Good balance between story and gameplay. The story was compelling enough to make me play it multiple times (before the crash was fixed) to see it through to the end. I liked the various changes that occurred as time passed - that was a neat touch, and helped sell the narrative impact of time passing despite not much time passing for the player. Overall 3D aesthetic/gameplay works well, and is a nice change from the usual 2D shmups.
Two small bits of feedback regarding the gameplay:
- Getting hit near the end of a level and being sent back to the start felt punishing. Having even just one spare life would have helped a lot with this.
- When hugging the bottom of the screen, I'd occasionally get hit from behind from an enemy that already passed me. Eventually learned to not hug the edge of the screen, but it felt pretty bad.
Greetings, fellow Animal Realm enthusiast. Gameplay feels really good once you grok the mechanics, there's a lot of 'juice' in the implementation. Also digging the character art, fits well and packs a lot of personality. A shame there isn't more, would be interesting to see where you're going with this.
Edit: Went back and finished the game. Took 6 hours to beat it. Also did the optional boss (Reimu).
While there are some tuning issues as noted by other comments, I think the game's compelling. In some ways it feels more like a puzzle game than an RPG, albeit with more RNG than your typical puzzle game. Art, music and writing are all strong points as well.
The mid-late game actually felt way more forgiving and balanced than the early game. I beat all the Moriya bosses, as well as Reimu, on the first attempt. Final boss took 2 tries. The funny thing is that I forgot to heal Hina and she dropped dead on the first turn, so I beat him with just Nitori. Sidenote: Hina-spin absolutely wrecks multi-attackers. I enjoy this.

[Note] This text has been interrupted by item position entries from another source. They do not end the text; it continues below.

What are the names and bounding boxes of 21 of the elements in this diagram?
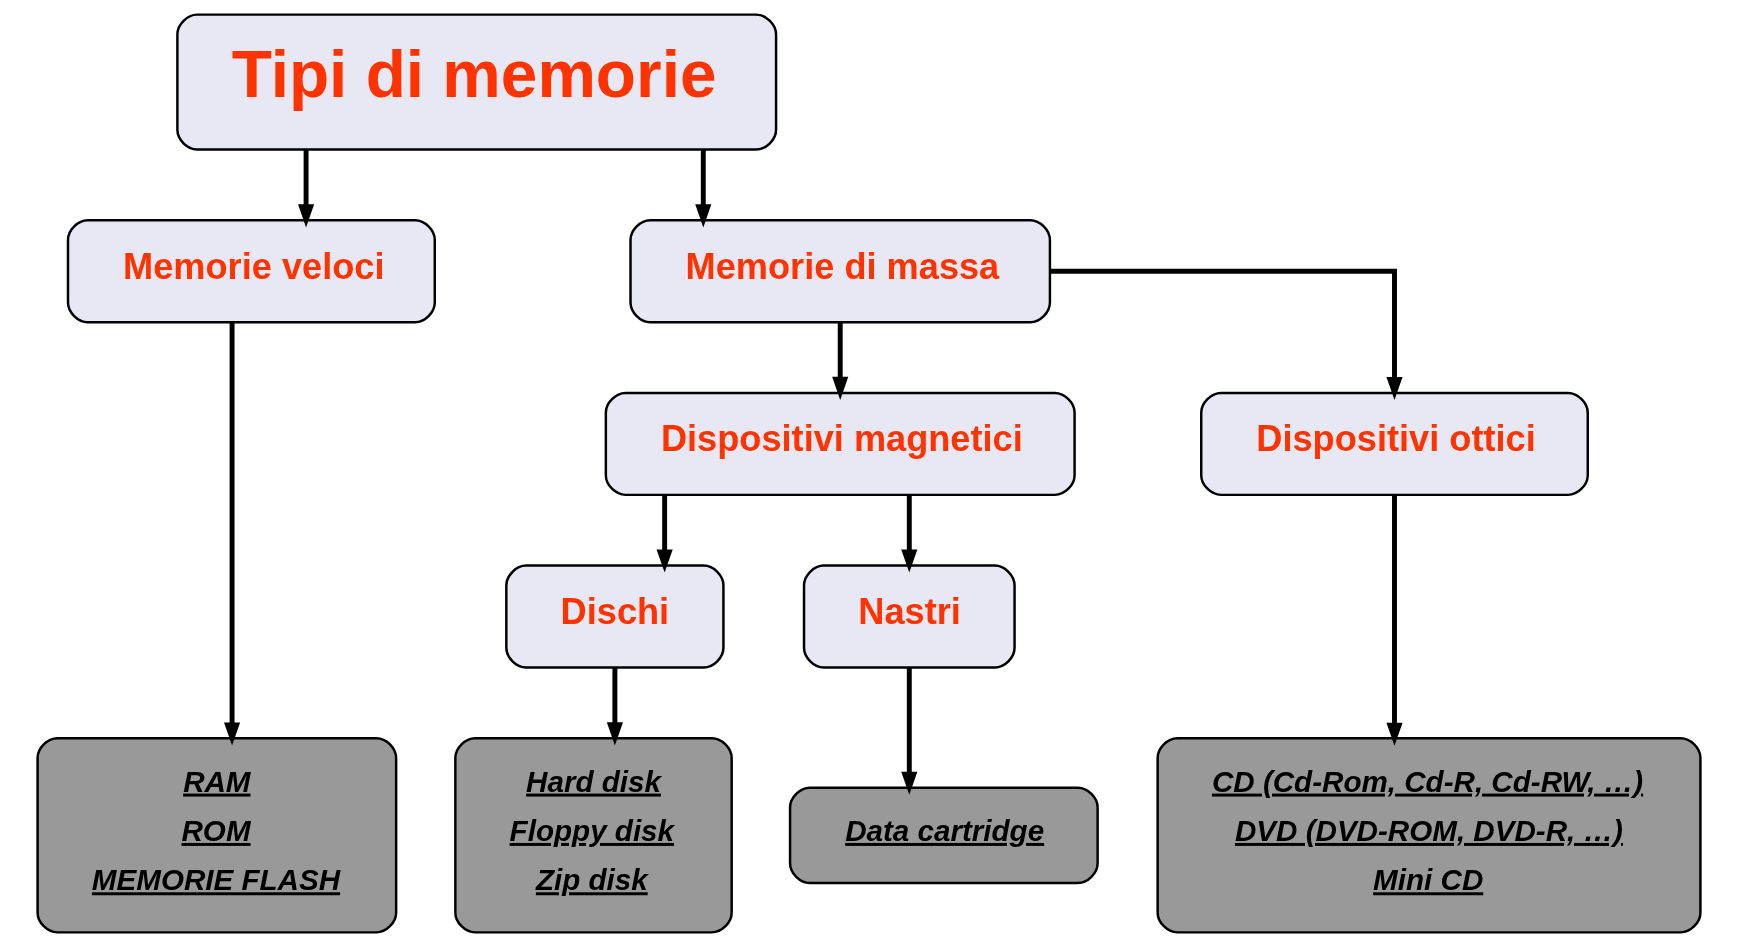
node-box: Dispositivi magnetici	[604, 391, 1076, 497]
node-box: Nastri	[802, 564, 1016, 669]
node-box: Memorie veloci	[66, 218, 436, 324]
arrow	[1050, 268, 1403, 400]
node-box: RAM ROM MEMORIE FLASH	[35, 737, 397, 934]
node-box: Dispositivi ottici	[1199, 391, 1589, 497]
arrow	[831, 322, 848, 400]
node-box: Memorie di massa	[628, 218, 1051, 324]
arrow	[656, 495, 673, 573]
node-box: Dischi	[504, 564, 725, 669]
arrow	[223, 322, 240, 746]
arrow	[1385, 495, 1403, 746]
node-box: CD (Cd-Rom, Cd-R, Cd-RW, …) DVD (DVD-ROM, DVD-R, …) Mini CD	[1155, 737, 1702, 934]
node-box: Hard disk Floppy disk Zip disk	[453, 737, 733, 934]
node-box: Data cartridge	[788, 786, 1099, 885]
arrow	[694, 149, 711, 228]
arrow	[297, 149, 314, 228]
arrow	[900, 667, 917, 795]
node-box: Tipi di memorie	[175, 13, 777, 151]
arrow	[900, 495, 917, 573]
arrow	[606, 667, 623, 746]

The only major pain point is having to scale the tower multiple times to open enough equipment chests to get sufficiently strong items to beat bosses. This involves forced encounters with the same enemies, which gets repetitive and makes the game take too long for a jam entry.

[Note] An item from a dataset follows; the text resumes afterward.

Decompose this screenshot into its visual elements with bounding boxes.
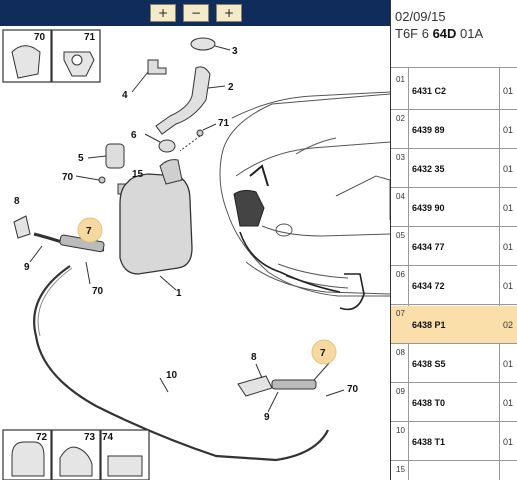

Bombs also didn't feel useful for the most part, but I suspect specific status ailments are particularly strong against specific bosses - I didn't end up experimenting with that.
Final note: How the heck do you catch that damn golden fish? Even with Miko's ribbon and the strongest armor, at 37 speed, I still can't get the first attack before it runs away. Maybe it comes down to luck.
I enjoyed this quite a bit. I ended up re-implementing the game in Unity to automate all the marker management and scoring. The various interactions seem well thought out, and I like the personality implications: Momoyo's working hard and just cares about her company, Chimata cares about the fairness of the market, and Tsukasa is a manipulative hooligan who isn't annoyed by anything.